La difesa della multinazionale descrive il danno sul territorio come circoscritto, reversibile e non pericoloso per la salute pubblica, e sostiene che non ci sarebbe stata volontà di inquinare ma una semplice «negligenza». Tale tesi è stata rigettata immediatamente dal nuovo Pubblico Ministero, Enrico Arnaldi di Balme, e definita «indecente» dai comitati territoriali, i quali, forti di 11 esposti precedentemente depositati, chiedono piuttosto il riconoscimento del disastro doloso (con pene superiori ai 15 anni). Come dice Lino Balza, giornalista e storico attivista, il timore dei cittadini è che si ripeta il copione del primo storico processo del 2015: allora, nonostante i faldoni dell’accusa traboccassero di intercettazioni e prove di un avvelenamento doloso delle acque, il Tribunale derubricò il dolo in colpa, risolvendo il caso in condanne cosmetiche per tre direttori di stabilimento. Con la derubricazione a inquinamento colposo, la pena rischierebbe infatti di ridursi a una manciata di mesi di reclusione. Una sanzione che, attraverso gli strumenti previsti dall’ordinamento, potrebbe essere sostituita o comunque attenuata fino ad assumere, agli occhi dei cittadini e dei comitati, il valore di una mera sanzione economica.
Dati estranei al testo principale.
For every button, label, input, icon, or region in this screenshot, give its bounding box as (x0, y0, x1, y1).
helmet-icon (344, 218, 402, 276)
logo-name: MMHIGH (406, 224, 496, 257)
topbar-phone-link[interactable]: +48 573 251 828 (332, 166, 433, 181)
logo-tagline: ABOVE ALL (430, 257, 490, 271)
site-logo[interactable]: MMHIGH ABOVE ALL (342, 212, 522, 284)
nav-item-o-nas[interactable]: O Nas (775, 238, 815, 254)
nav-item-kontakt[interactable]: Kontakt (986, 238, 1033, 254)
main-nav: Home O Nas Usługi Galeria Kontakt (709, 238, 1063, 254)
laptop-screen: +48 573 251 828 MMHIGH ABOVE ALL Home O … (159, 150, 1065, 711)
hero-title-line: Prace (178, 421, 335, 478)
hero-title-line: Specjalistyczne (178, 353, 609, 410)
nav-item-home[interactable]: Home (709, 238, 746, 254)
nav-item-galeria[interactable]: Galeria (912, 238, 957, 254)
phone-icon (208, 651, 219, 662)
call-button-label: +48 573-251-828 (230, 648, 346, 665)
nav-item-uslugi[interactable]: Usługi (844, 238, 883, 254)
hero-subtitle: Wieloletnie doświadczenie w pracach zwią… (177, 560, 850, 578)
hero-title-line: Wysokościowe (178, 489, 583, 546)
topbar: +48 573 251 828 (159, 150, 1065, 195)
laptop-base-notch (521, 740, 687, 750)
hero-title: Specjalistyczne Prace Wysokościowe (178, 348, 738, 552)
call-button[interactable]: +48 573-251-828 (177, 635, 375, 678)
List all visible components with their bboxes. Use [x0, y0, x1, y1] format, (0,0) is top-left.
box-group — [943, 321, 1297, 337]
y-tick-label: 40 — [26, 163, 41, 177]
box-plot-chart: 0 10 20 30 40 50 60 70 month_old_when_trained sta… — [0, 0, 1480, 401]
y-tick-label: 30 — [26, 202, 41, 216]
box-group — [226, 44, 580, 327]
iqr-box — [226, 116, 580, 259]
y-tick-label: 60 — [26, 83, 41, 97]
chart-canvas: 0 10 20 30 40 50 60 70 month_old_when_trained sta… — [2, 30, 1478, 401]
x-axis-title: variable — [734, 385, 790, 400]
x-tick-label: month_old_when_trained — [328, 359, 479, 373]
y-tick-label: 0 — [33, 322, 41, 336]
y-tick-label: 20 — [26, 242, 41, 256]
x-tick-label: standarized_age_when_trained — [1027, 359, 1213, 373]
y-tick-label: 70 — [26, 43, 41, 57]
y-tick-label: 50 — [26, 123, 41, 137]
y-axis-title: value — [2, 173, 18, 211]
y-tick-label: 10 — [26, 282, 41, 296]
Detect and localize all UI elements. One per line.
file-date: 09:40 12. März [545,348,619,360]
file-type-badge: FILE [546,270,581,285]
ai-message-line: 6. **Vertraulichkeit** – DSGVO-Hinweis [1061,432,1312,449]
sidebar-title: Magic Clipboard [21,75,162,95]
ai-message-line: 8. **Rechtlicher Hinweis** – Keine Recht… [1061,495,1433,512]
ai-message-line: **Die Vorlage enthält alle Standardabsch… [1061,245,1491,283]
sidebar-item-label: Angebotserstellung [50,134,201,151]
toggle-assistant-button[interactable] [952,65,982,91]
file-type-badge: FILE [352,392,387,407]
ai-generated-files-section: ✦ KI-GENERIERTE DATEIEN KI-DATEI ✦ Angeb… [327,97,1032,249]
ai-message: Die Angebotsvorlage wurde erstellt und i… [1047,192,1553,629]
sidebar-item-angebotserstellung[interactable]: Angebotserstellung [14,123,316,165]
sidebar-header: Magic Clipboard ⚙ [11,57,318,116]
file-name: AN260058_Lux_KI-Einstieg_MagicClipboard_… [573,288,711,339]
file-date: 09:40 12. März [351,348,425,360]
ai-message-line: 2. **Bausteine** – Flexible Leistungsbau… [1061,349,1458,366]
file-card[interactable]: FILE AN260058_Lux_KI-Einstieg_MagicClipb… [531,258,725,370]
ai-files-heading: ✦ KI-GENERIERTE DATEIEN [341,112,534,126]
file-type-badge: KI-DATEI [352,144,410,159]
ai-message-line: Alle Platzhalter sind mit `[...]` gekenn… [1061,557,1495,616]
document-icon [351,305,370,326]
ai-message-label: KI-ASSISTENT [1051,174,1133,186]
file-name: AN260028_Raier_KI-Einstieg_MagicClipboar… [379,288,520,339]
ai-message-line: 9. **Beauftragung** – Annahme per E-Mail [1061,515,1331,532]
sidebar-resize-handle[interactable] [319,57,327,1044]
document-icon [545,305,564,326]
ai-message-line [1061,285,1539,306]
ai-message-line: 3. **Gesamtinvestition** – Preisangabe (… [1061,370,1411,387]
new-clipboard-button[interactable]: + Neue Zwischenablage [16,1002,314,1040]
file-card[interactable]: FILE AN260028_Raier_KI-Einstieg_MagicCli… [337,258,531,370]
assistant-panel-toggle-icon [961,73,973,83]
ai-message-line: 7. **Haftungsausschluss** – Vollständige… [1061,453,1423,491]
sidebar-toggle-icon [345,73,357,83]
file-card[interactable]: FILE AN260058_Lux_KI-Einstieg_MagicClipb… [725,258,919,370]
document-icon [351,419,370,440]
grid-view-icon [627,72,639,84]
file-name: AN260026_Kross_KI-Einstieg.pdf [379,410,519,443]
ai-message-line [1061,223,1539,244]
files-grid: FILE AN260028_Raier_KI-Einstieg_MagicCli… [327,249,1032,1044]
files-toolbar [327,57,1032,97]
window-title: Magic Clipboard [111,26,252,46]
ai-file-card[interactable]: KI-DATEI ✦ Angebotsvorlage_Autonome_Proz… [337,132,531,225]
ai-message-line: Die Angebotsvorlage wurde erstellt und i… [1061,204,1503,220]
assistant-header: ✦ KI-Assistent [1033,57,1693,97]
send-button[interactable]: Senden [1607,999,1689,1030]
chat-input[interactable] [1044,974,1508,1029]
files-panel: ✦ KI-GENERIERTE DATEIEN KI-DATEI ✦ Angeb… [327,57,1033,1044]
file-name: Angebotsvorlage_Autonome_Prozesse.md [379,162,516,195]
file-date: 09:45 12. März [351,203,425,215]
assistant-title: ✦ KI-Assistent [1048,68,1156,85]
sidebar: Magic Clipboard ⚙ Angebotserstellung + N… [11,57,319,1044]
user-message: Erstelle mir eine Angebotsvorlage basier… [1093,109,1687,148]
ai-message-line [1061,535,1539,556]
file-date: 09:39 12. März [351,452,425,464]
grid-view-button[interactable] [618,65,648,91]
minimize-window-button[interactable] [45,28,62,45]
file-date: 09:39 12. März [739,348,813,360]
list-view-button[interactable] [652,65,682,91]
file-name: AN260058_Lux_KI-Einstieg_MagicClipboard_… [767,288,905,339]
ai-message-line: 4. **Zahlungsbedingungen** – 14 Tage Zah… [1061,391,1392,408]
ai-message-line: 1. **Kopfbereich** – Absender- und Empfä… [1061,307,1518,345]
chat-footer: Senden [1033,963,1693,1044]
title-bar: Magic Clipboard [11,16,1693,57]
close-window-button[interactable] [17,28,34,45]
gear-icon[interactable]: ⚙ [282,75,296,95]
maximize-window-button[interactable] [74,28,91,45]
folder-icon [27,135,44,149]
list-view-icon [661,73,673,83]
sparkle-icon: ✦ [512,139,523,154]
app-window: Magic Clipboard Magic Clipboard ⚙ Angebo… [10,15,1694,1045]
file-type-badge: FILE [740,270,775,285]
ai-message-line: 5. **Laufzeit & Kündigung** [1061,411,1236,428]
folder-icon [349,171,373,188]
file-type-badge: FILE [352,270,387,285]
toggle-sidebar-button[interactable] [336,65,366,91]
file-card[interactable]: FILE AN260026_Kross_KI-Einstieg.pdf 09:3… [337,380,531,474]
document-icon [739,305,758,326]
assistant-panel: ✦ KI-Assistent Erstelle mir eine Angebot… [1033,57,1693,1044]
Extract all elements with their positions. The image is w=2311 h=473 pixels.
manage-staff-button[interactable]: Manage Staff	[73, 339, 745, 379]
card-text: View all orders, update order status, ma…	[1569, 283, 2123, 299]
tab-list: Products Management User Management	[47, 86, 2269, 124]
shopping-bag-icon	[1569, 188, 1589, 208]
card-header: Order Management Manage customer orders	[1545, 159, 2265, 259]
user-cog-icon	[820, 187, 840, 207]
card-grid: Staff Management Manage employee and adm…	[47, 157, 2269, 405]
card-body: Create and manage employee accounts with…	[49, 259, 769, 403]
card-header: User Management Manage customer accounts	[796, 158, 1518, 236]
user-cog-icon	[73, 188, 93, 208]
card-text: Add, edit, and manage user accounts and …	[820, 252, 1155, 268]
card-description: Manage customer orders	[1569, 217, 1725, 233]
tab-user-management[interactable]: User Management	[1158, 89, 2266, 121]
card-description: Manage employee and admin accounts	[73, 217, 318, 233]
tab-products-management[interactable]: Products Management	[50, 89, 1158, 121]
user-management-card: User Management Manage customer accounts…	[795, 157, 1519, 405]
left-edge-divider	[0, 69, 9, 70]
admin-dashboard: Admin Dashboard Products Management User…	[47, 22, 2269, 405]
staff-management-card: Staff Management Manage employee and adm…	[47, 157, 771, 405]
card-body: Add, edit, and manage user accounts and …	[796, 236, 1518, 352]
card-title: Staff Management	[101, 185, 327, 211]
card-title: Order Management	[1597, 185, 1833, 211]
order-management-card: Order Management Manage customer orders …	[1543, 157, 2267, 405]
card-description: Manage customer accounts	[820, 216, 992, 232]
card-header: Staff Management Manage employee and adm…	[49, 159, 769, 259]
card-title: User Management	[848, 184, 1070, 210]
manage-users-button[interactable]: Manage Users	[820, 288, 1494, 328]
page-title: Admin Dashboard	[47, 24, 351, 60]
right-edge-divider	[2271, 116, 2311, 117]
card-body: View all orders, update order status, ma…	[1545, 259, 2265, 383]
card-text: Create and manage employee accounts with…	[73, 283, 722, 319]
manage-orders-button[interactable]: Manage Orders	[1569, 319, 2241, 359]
Eppure la Cassazione, nel 2020, era stata categorica: lo stabilimento avrebbe dovuto fermarsi per impedire ai veleni di raggiungere la falda idrica. Al contrario, la produzione di PFAS è proseguita e si è potenziata, mentre le centraline ARPA continuano a registrare nell’aria e nell’acqua la presenza di composti chimici come il cC6O4, l’ADV e persino il dismesso PFOA, a fronte di «piani di caratterizzazione» aziendali giudicati del tutto insufficienti. Lo spettro che aleggia sull’udienza del 25 giugno è il patteggiamento o l’accesso al rito abbreviato. Strumenti legali nati per reati minori che, applicati a un disastro sanitario e ambientale di questa portata, si tradurrebbero in uno sconto di pena fino a un terzo (o più) e nell’estinzione del reato, così come nell’azzeramento del dibattimento pubblico. Un vero colpo di spugna sulle spalle delle vittime e del territorio.
«Decenni di inquinamento non si monetizzano, si bonificano»; «Le istituzioni non patteggino, vadano avanti con il processo»; «Non esiste assegno che possa compensare i PFAS nel sangue». Sono alcune delle frasi pronunciate dagli attivisti o scritte sui cartelloni delle organizzazioni che da anni portano avanti la battaglia per la salute pubblica e l’ambiente. La rabbia del territorio si sta traducendo in un’offensiva civile. Lino Blaza, giornalista e storico attivista, ha confermato che sono già pronte le class action, sia quella risarcitoria, del danno subito, che, soprattutto, quella inibitoria, che mira a porre fine alle produzioni che emettono PFAS. Quest’ultima sarà depositata a breve e saranno rese note le modalità di adesione.
La peculiarità del caso di Spinetta Marengo sta nel fatto che l’azienda è ancora in attività. Se da altre parti, come in Veneto, le cose stanno procedendo diversamente è perché la produzione è cessata e le class action sono state solamente di carattere inibitorio. In Piemonte la fonte di emissione dell’inquinamento non si è mai fermata. Per la class action risarcitoria occorrerà dunque più tempo, perché mancano la deposizione di centinaia, migliaia, di cartelle cliniche e altri dati utili alla quantificazione monetaria del danno. Come sottolinea Balza, tuttavia, a Spinetta Marengo è anzitutto necessario fermare la produzione di inquinanti che, indisturbata, sta ancora procedendo.